Also I think I might have pre-partum depression, although yours doesn't sound like that

Here's to all of us surviving :)

echoesofspring
10-16-2012, 12:19 PM
Right there with you. I find myself in tears from being shunned by cliquey mommys at M&M groups and balling in the P&PT threads....I got dressed up and put on make up for DS's M&M photo and found myself in tears the whole way home b/c he was afraid and not smiling and we missed our photo op. But it wasn't even a real photo session, kwim? I know it's silly, but being able to laugh at it only goes so far.

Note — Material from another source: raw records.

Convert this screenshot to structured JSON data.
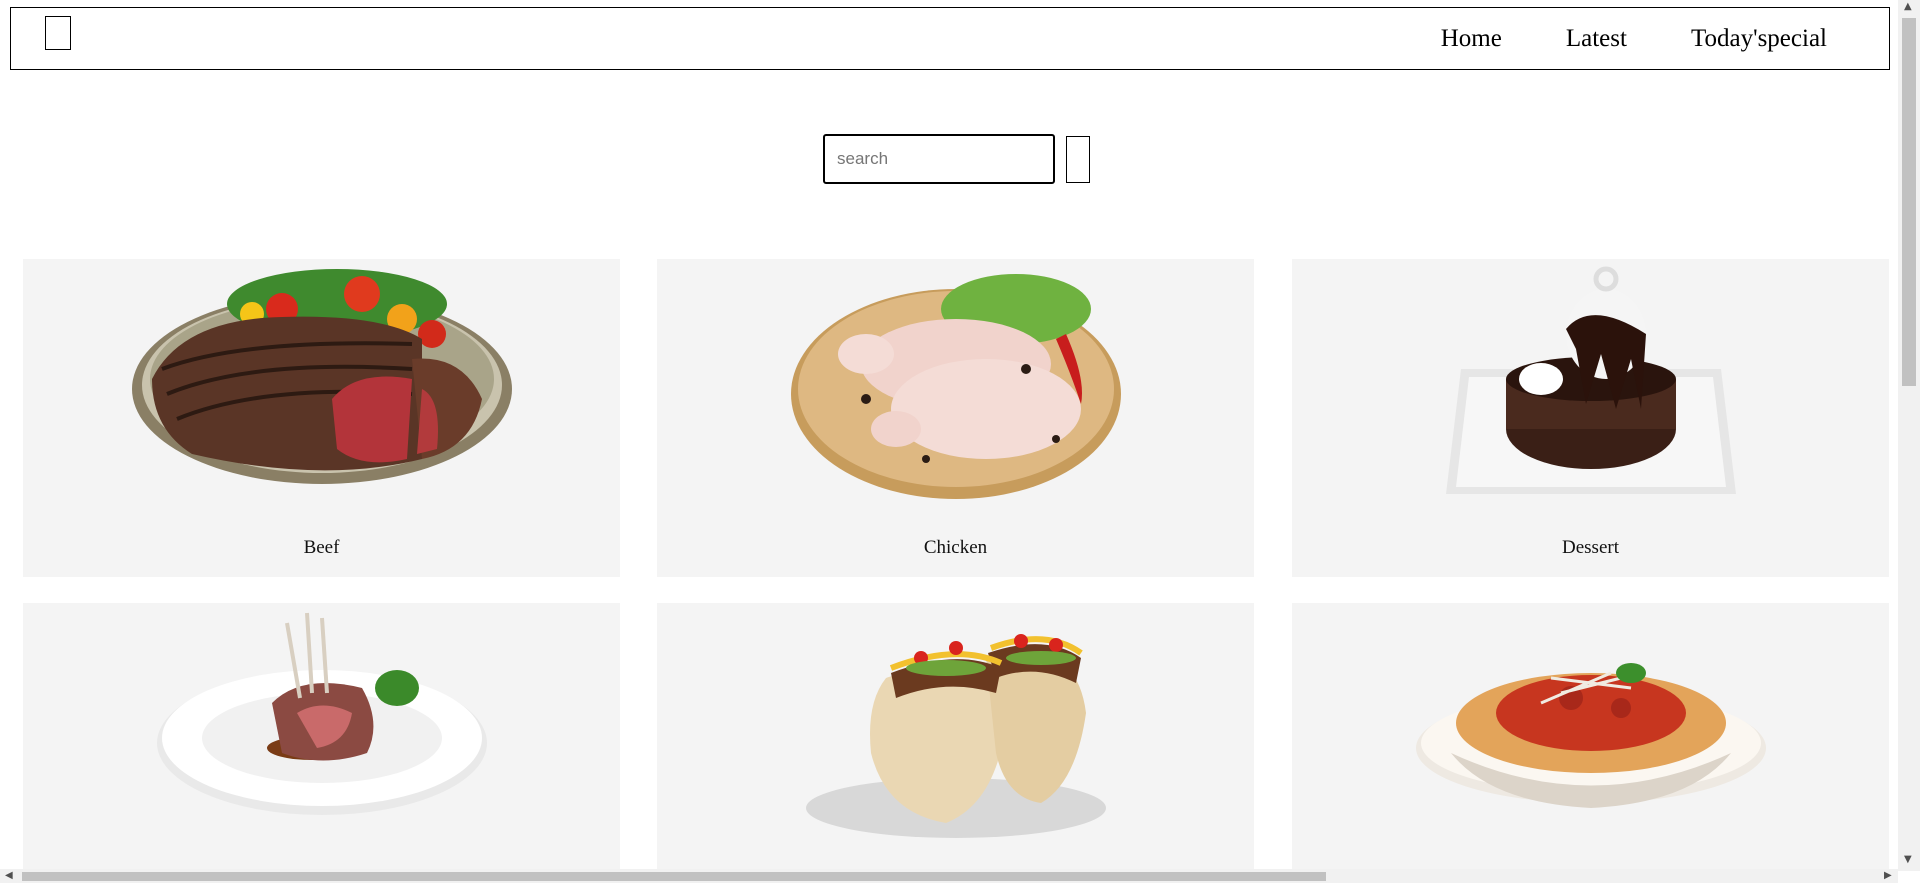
{
  "header": {
    "logo_icon": "logo-placeholder",
    "nav": [
      {
        "label": "Home"
      },
      {
        "label": "Latest"
      },
      {
        "label": "Today'special"
      }
    ]
  },
  "search": {
    "placeholder": "search",
    "value": "",
    "button_icon": "search-icon"
  },
  "categories": [
    {
      "label": "Beef"
    },
    {
      "label": "Chicken"
    },
    {
      "label": "Dessert"
    },
    {
      "label": ""
    },
    {
      "label": ""
    },
    {
      "label": ""
    }
  ],
  "colors": {
    "card_background": "#f4f4f4",
    "border": "#000000",
    "scrollbar_thumb": "#c1c1c1"
  }
}
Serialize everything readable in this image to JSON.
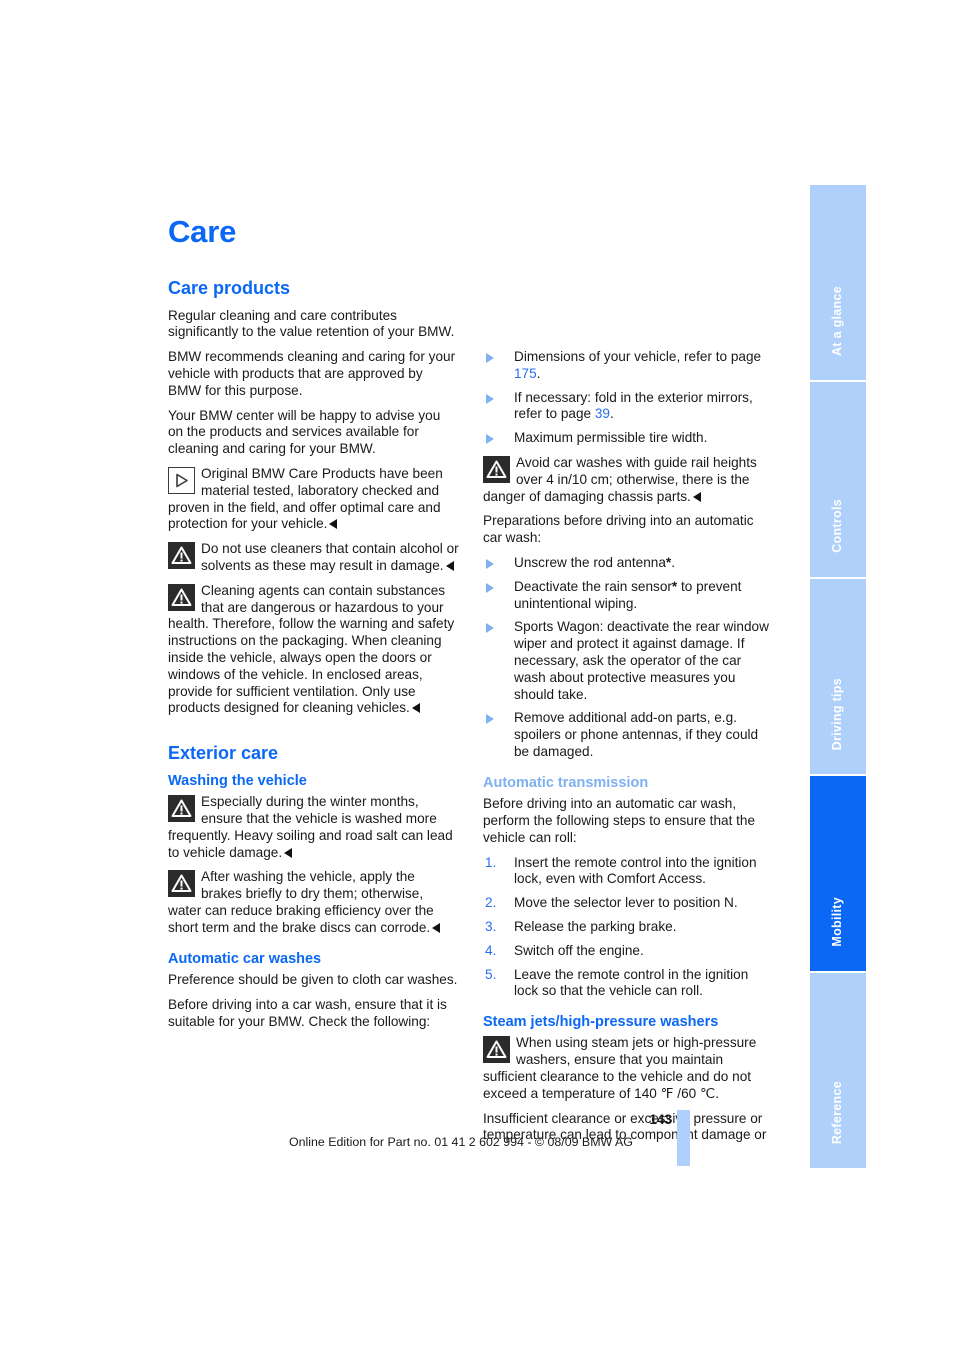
{
  "document": {
    "title": "Care",
    "page_number": "143",
    "footer_text": "Online Edition for Part no. 01 41 2 602 994 - © 08/09 BMW AG"
  },
  "sidebar": {
    "tabs": [
      {
        "label": "At a glance",
        "active": false
      },
      {
        "label": "Controls",
        "active": false
      },
      {
        "label": "Driving tips",
        "active": false
      },
      {
        "label": "Mobility",
        "active": true
      },
      {
        "label": "Reference",
        "active": false
      }
    ]
  },
  "left_column": {
    "section_heading": "Care products",
    "paragraphs": [
      "Regular cleaning and care contributes significantly to the value retention of your BMW.",
      "BMW recommends cleaning and caring for your vehicle with products that are approved by BMW for this purpose.",
      "Your BMW center will be happy to advise you on the products and services available for cleaning and caring for your BMW."
    ],
    "notes": [
      {
        "icon": "info-triangle-icon",
        "text": "Original BMW Care Products have been material tested, laboratory checked and proven in the field, and offer optimal care and protection for your vehicle."
      },
      {
        "icon": "warning-triangle-icon",
        "text": "Do not use cleaners that contain alcohol or solvents as these may result in damage."
      },
      {
        "icon": "warning-triangle-icon",
        "text": "Cleaning agents can contain substances that are dangerous or hazardous to your health. Therefore, follow the warning and safety instructions on the packaging. When cleaning inside the vehicle, always open the doors or windows of the vehicle. In enclosed areas, provide for sufficient ventilation. Only use products designed for cleaning vehicles."
      }
    ],
    "exterior_heading": "Exterior care",
    "washing_heading": "Washing the vehicle",
    "washing_notes": [
      {
        "icon": "warning-triangle-icon",
        "text": "Especially during the winter months, ensure that the vehicle is washed more frequently. Heavy soiling and road salt can lead to vehicle damage."
      },
      {
        "icon": "warning-triangle-icon",
        "text": "After washing the vehicle, apply the brakes briefly to dry them; otherwise, water can reduce braking efficiency over the short term and the brake discs can corrode."
      }
    ],
    "auto_wash_heading": "Automatic car washes",
    "auto_wash_paragraphs": [
      "Preference should be given to cloth car washes.",
      "Before driving into a car wash, ensure that it is suitable for your BMW. Check the following:"
    ]
  },
  "right_column": {
    "check_items": [
      {
        "pre": "Dimensions of your vehicle, refer to page ",
        "ref": "175",
        "post": "."
      },
      {
        "pre": "If necessary: fold in the exterior mirrors, refer to page ",
        "ref": "39",
        "post": "."
      },
      {
        "pre": "Maximum permissible tire width.",
        "ref": "",
        "post": ""
      }
    ],
    "guide_rail_note": {
      "icon": "warning-triangle-icon",
      "text": "Avoid car washes with guide rail heights over 4 in/10 cm; otherwise, there is the danger of damaging chassis parts."
    },
    "prep_intro": "Preparations before driving into an automatic car wash:",
    "prep_items": [
      {
        "pre": "Unscrew the rod antenna",
        "star": "*",
        "post": "."
      },
      {
        "pre": "Deactivate the rain sensor",
        "star": "*",
        "post": " to prevent unintentional wiping."
      },
      {
        "pre": "Sports Wagon: deactivate the rear window wiper and protect it against damage. If necessary, ask the operator of the car wash about protective measures you should take.",
        "star": "",
        "post": ""
      },
      {
        "pre": "Remove additional add-on parts, e.g. spoilers or phone antennas, if they could be damaged.",
        "star": "",
        "post": ""
      }
    ],
    "transmission_heading": "Automatic transmission",
    "transmission_intro": "Before driving into an automatic car wash, perform the following steps to ensure that the vehicle can roll:",
    "transmission_steps": [
      "Insert the remote control into the ignition lock, even with Comfort Access.",
      "Move the selector lever to position N.",
      "Release the parking brake.",
      "Switch off the engine.",
      "Leave the remote control in the ignition lock so that the vehicle can roll."
    ],
    "steam_heading": "Steam jets/high-pressure washers",
    "steam_note": {
      "icon": "warning-triangle-icon",
      "text": "When using steam jets or high-pressure washers, ensure that you maintain sufficient clearance to the vehicle and do not exceed a temperature of 140 ℉ /60 ℃."
    },
    "steam_continuation": "Insufficient clearance or excessive pressure or temperature can lead to component damage or"
  },
  "colors": {
    "heading_blue": "#0a68f5",
    "tab_inactive": "#aed0fb",
    "tab_active": "#0a68f5",
    "light_heading_blue": "#7fb0f2",
    "reference_blue": "#2a6ef0"
  }
}
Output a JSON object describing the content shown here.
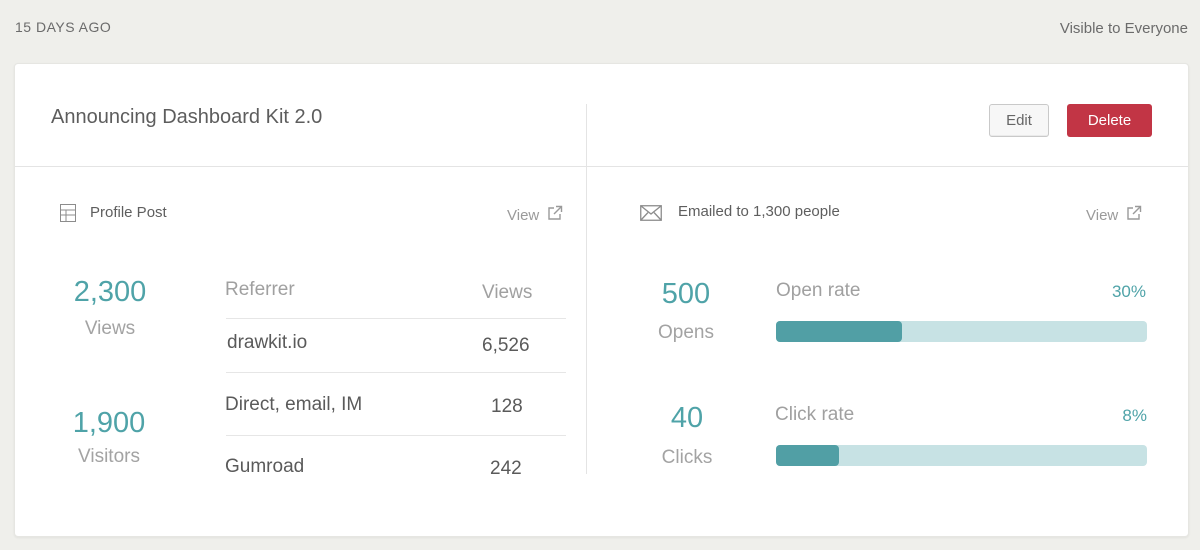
{
  "meta": {
    "posted": "15 DAYS AGO",
    "visibility": "Visible to Everyone"
  },
  "header": {
    "title": "Announcing Dashboard Kit 2.0",
    "edit_label": "Edit",
    "delete_label": "Delete"
  },
  "profile_panel": {
    "icon": "table-icon",
    "label": "Profile Post",
    "view_label": "View",
    "stats": [
      {
        "value": "2,300",
        "label": "Views"
      },
      {
        "value": "1,900",
        "label": "Visitors"
      }
    ],
    "table": {
      "columns": [
        "Referrer",
        "Views"
      ],
      "rows": [
        [
          "drawkit.io",
          "6,526"
        ],
        [
          "Direct, email, IM",
          "128"
        ],
        [
          "Gumroad",
          "242"
        ]
      ]
    }
  },
  "email_panel": {
    "icon": "envelope-icon",
    "label": "Emailed to 1,300 people",
    "view_label": "View",
    "stats": [
      {
        "value": "500",
        "label": "Opens"
      },
      {
        "value": "40",
        "label": "Clicks"
      }
    ],
    "rates": [
      {
        "label": "Open rate",
        "percent_text": "30%",
        "fill_fraction": 0.34
      },
      {
        "label": "Click rate",
        "percent_text": "8%",
        "fill_fraction": 0.17
      }
    ]
  },
  "colors": {
    "accent": "#4fa3a8",
    "bar_track": "#c7e2e4",
    "bar_fill": "#519fa5",
    "delete_button": "#c23545"
  }
}
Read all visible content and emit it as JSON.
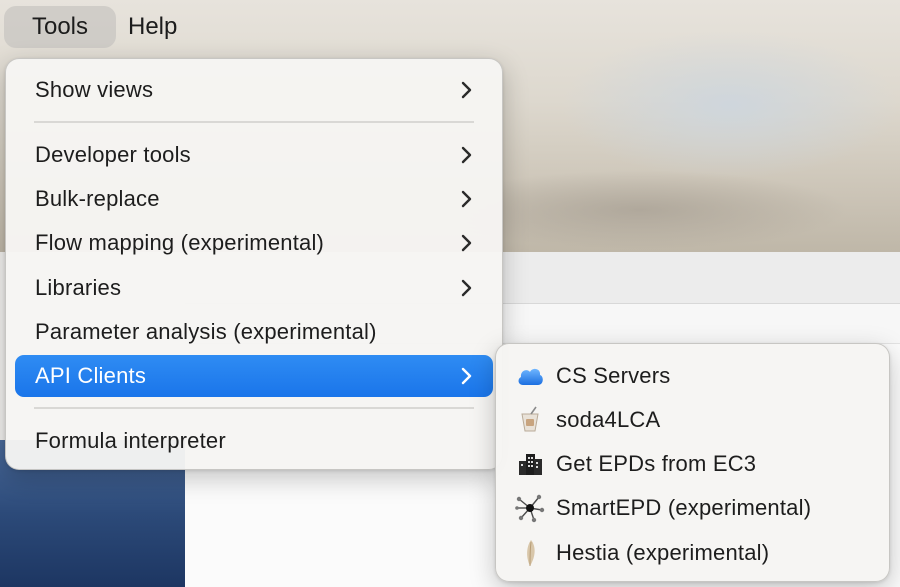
{
  "menubar": {
    "tools_label": "Tools",
    "help_label": "Help"
  },
  "tools_menu": {
    "items": [
      {
        "label": "Show views",
        "submenu": true
      },
      {
        "label": "Developer tools",
        "submenu": true
      },
      {
        "label": "Bulk-replace",
        "submenu": true
      },
      {
        "label": "Flow mapping (experimental)",
        "submenu": true
      },
      {
        "label": "Libraries",
        "submenu": true
      },
      {
        "label": "Parameter analysis (experimental)",
        "submenu": false
      },
      {
        "label": "API Clients",
        "submenu": true,
        "highlighted": true
      },
      {
        "label": "Formula interpreter",
        "submenu": false
      }
    ],
    "highlight_color": "#1f7cef"
  },
  "api_clients_menu": {
    "items": [
      {
        "label": "CS Servers",
        "icon": "cloud-icon"
      },
      {
        "label": "soda4LCA",
        "icon": "soda-cup-icon"
      },
      {
        "label": "Get EPDs from EC3",
        "icon": "buildings-icon"
      },
      {
        "label": "SmartEPD (experimental)",
        "icon": "network-nodes-icon"
      },
      {
        "label": "Hestia (experimental)",
        "icon": "leaf-feather-icon"
      }
    ]
  }
}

The only thing (I think) I've been really bitchy about is the heat...It's still 90 here and sometimes my belly just aches and I'm so hot and I just can't take it. I'm ready to move to alaska.

daisyd
10-18-2012, 09:31 PM
Thanks for sharing. It helps to hear that I'm not alone. I wish I had more patience for DS and shrug off minor annoyances at work...Getting some sleep would help. I also find hanging out here calming. Thanks a bunch to this community.

viba424
11-14-2012, 12:39 AM
I have been a very angry pregnant woman, for sure. My poor poor husband. Not to mention I could strangle our nanny. I am convinced she is playing mind games with me by repeatedly doing weird things around the house and not following directions. Its becoming an obsession. And all I want to do is shop. Its terrible! But I do think crazy lady syndrome is quite common fortunately.

daisyd
11-17-2012, 10:10 PM
It's gotten a little better at nearly 37 weeks, but I have a much shorter fuse than is typical for me. I feel very bad for a long time after though so I'm trying to remind myself of the consequences of losing it. I don't remember it being like this with my first pregnancy. Hugs to everyone struggling with this.

lordkevin
12-31-2012, 02:53 AM
Thanks for the nice post and happy new year...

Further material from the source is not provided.